I am attempting to work out exactly what is being placed where by manually changing the query fasta file and then using guppy to_csv to look at the edge_num to see where they are being placed and SEPP was working fine yesterday so I wondered if it was because of the short length of query fasta?

— You are receiving this because you are subscribed to this thread. Reply to this email directly, view it on GitHub https://github.com/smirarab/sepp/issues/70?email_source=notifications&email_token=AAGJXOAYRMAMUCPSXCNZLN3PYFQ2PA5CNFSM4HR4Y5LKYY3PNVWWK3TUL52HS4DFUVEXG43VMWVGG33NNVSW45C7NFSM4GXAMTLQ, or mute the thread https://github.com/notifications/unsubscribe-auth/AAGJXOGO4KIHJZDO7KT6Y3LPYFQ2PANCNFSM4HR4Y5LA .

-- Siavash Mirarab

MGNute commented 5 years ago

I’m not sure why this is happening but I think the problem is when it gets to the “with open(job.result, 'r') as f” line. I’m pretty sure the job it’s looking for the results of there is the hmmsearch job, and under default behavior that does not get written to a file (unless that’s changed on the master branch, which I have been away from for a while), which is why the job.result object is not a file path.

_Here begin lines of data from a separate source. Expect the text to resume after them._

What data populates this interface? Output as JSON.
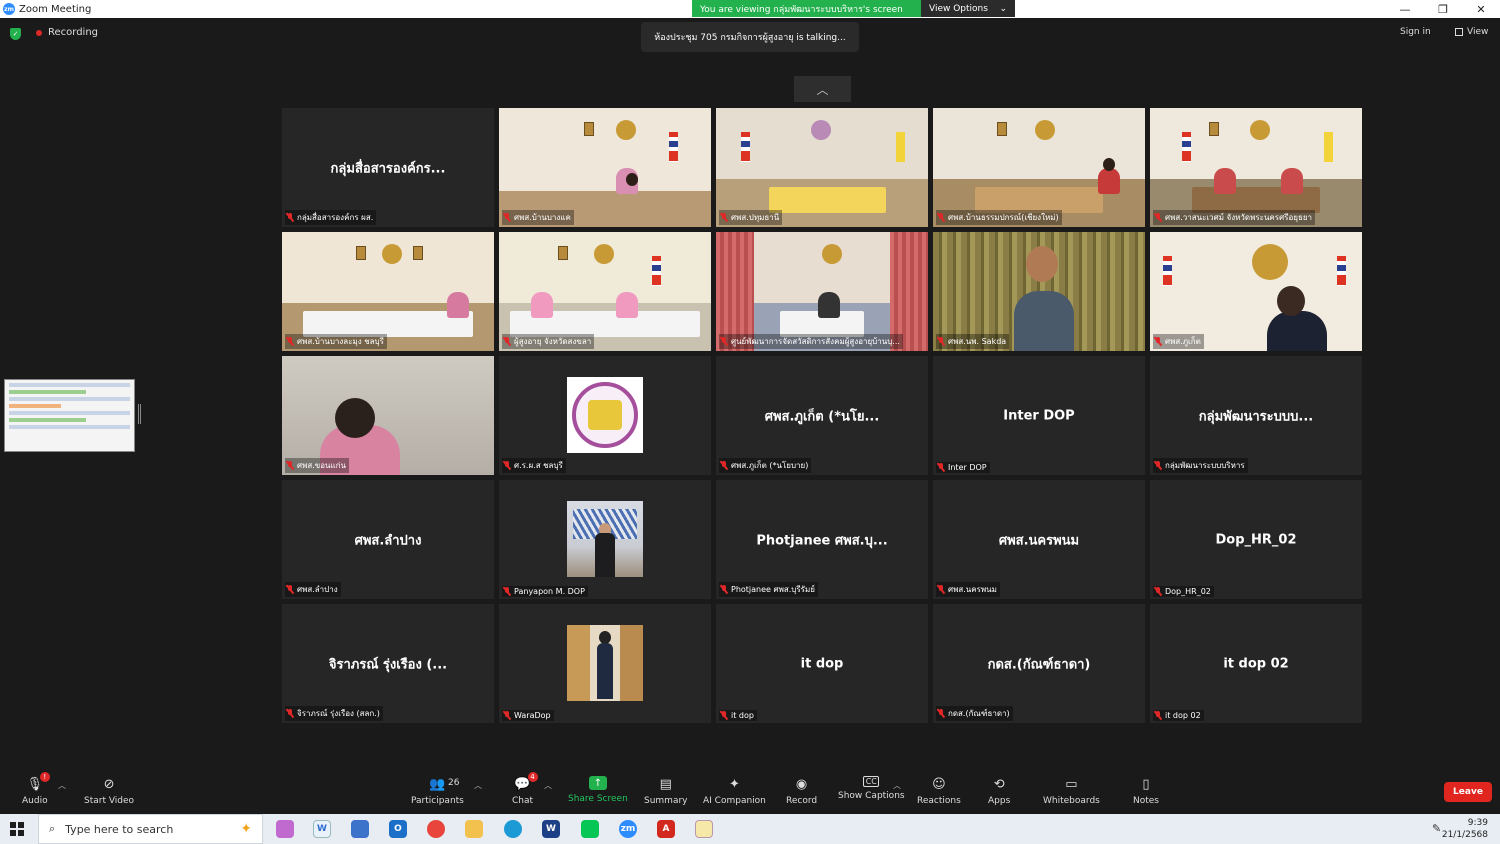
{
  "window": {
    "title": "Zoom Meeting",
    "viewing_banner": "You are viewing กลุ่มพัฒนาระบบบริหาร's screen",
    "view_options": "View Options",
    "controls": [
      "—",
      "❐",
      "✕"
    ]
  },
  "status": {
    "recording": "Recording",
    "talking": "ห้องประชุม 705 กรมกิจการผู้สูงอายุ is talking...",
    "sign_in": "Sign in",
    "view": "View"
  },
  "tiles": [
    {
      "type": "name",
      "center": "กลุ่มสื่อสารองค์กร...",
      "label": "กลุ่มสื่อสารองค์กร ผส."
    },
    {
      "type": "video",
      "scene": "office-flag",
      "label": "ศพส.บ้านบางแค"
    },
    {
      "type": "video",
      "scene": "meeting-yellow",
      "label": "ศพส.ปทุมธานี"
    },
    {
      "type": "video",
      "scene": "conference",
      "label": "ศพส.บ้านธรรมปกรณ์(เชียงใหม่)"
    },
    {
      "type": "video",
      "scene": "meeting-flags",
      "label": "ศพส.วาสนะเวศม์ จังหวัดพระนครศรีอยุธยา"
    },
    {
      "type": "video",
      "scene": "room-wide",
      "label": "ศพส.บ้านบางละมุง ชลบุรี"
    },
    {
      "type": "video",
      "scene": "desk-pink",
      "label": "ผู้สูงอายุ จังหวัดสงขลา"
    },
    {
      "type": "video",
      "scene": "room-curtain",
      "label": "ศูนย์พัฒนาการจัดสวัสดิการสังคมผู้สูงอายุบ้านบุ..."
    },
    {
      "type": "video",
      "scene": "bamboo-man",
      "label": "ศพส.นพ. Sakda"
    },
    {
      "type": "video",
      "scene": "woman-front",
      "label": "ศพส.ภูเก็ต"
    },
    {
      "type": "video",
      "scene": "woman-window",
      "label": "ศพส.ขอนแก่น"
    },
    {
      "type": "avatar",
      "avatar": "seal",
      "label": "ศ.ร.ผ.ส ชลบุรี"
    },
    {
      "type": "name",
      "center": "ศพส.ภูเก็ต (*นโย...",
      "label": "ศพส.ภูเก็ต (*นโยบาย)"
    },
    {
      "type": "name",
      "center": "Inter DOP",
      "label": "Inter DOP"
    },
    {
      "type": "name",
      "center": "กลุ่มพัฒนาระบบบ...",
      "label": "กลุ่มพัฒนาระบบบริหาร"
    },
    {
      "type": "name",
      "center": "ศพส.ลำปาง",
      "label": "ศพส.ลำปาง"
    },
    {
      "type": "avatar",
      "avatar": "panyapon",
      "label": "Panyapon M. DOP"
    },
    {
      "type": "name",
      "center": "Photjanee ศพส.บุ...",
      "label": "Photjanee ศพส.บุรีรัมย์"
    },
    {
      "type": "name",
      "center": "ศพส.นครพนม",
      "label": "ศพส.นครพนม"
    },
    {
      "type": "name",
      "center": "Dop_HR_02",
      "label": "Dop_HR_02"
    },
    {
      "type": "name",
      "center": "จิราภรณ์ รุ่งเรือง (...",
      "label": "จิราภรณ์ รุ่งเรือง (สลก.)"
    },
    {
      "type": "avatar",
      "avatar": "wara",
      "label": "WaraDop"
    },
    {
      "type": "name",
      "center": "it dop",
      "label": "it dop"
    },
    {
      "type": "name",
      "center": "กดส.(กัณฑ์ธาดา)",
      "label": "กดส.(กัณฑ์ธาดา)"
    },
    {
      "type": "name",
      "center": "it dop 02",
      "label": "it dop 02"
    }
  ],
  "toolbar": {
    "audio": "Audio",
    "audio_badge": "!",
    "start_video": "Start Video",
    "participants": "Participants",
    "participants_count": "26",
    "chat": "Chat",
    "chat_badge": "4",
    "share_screen": "Share Screen",
    "summary": "Summary",
    "ai_companion": "AI Companion",
    "record": "Record",
    "show_captions": "Show Captions",
    "reactions": "Reactions",
    "apps": "Apps",
    "whiteboards": "Whiteboards",
    "notes": "Notes",
    "leave": "Leave"
  },
  "taskbar": {
    "search_placeholder": "Type here to search",
    "time": "9:39",
    "date": "21/1/2568"
  },
  "colors": {
    "accent_green": "#23b14d",
    "leave_red": "#e0261e",
    "zoom_blue": "#2d8cff"
  }
}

The question is why tho. When the job gets created there are options that define that behavior, and I’m not sure why they’d get switched unexpectedly.

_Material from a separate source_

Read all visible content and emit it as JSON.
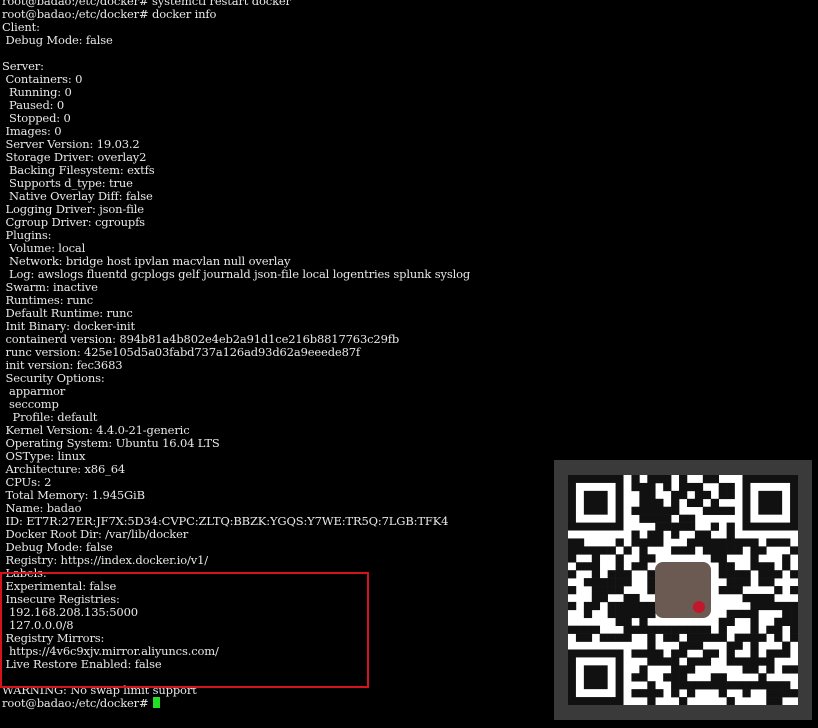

One thing you could try is to run it with the sepp option to keep temporary files. I usually use that option regardless. But I’m not sure why that would lead to this.

On Sat, Jun 1, 2019 at 9:41 PM Siavash Mirarab notifications@github.com wrote:

hmm. I have to test this more. No idea. Are the input files small enough that you can share them with me (perhaps outside github and sending them directly to me)?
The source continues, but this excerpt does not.